Key Responsibilities:
- Lead the SRE function across the engineering organisation and drive operational excellence across production systems.
- Define and implement the observability and monitoring strategy, including dashboards, alerting, SLOs, SLAs, and error budgets.
- Establish comprehensive monitoring coverage to ensure visibility into system health, infrastructure, and business-critical workflows.
- Drive adoption of AI-driven tools and automation for proactive system troubleshooting, incident triage, and root cause analysis.
- Lead and mentor a team of SRE Engineers embedded within engineering teams.
- Manage incident response processes, including on-call management and post-incident reviews.
- Collaborate with product and engineering teams to build reliability and observability into new systems.
- Monitor UI behaviour and end-to-end system performance, not just infrastructure metrics.
Essential Skills & Experience:
- Proven experience as an SRE Lead or Senior SRE in large-scale, high-availability production environments.
- Strong experience with observability and monitoring tools such as Datadog, Grafana, Prometheus, PagerDuty, or similar.
- Experience managing incident response, on-call processes, and post-incident reviews.
- Strong understanding of operational tooling for data ingestion and calculation pipelines, with the ability to detect anomalies in system behaviour.

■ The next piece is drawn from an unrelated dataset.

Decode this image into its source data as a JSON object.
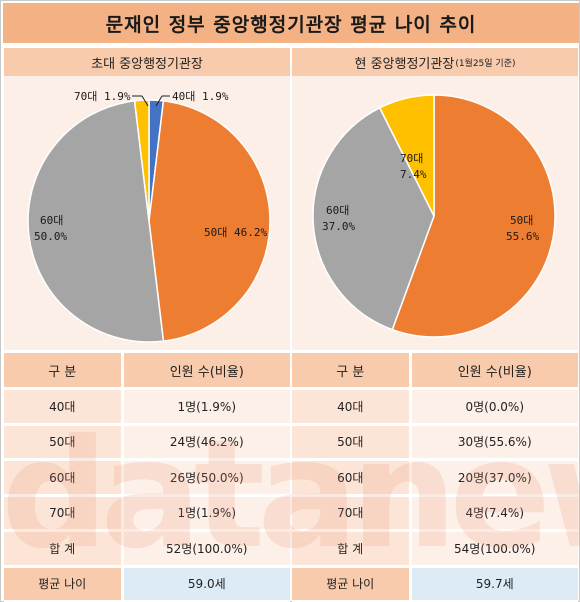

- Ability to provide technical leadership and influence engineering stakeholders.
Nice to Have:
- Experience within financial data pipelines, index calculation, or capital markets systems.
- Exposure to AI/ML-based tools for anomaly detection and automated troubleshooting.
- Experience monitoring application-layer and UI behaviour, beyond infrastructure metrics.
- Experience building SRE practices in a greenfield or transformation environment.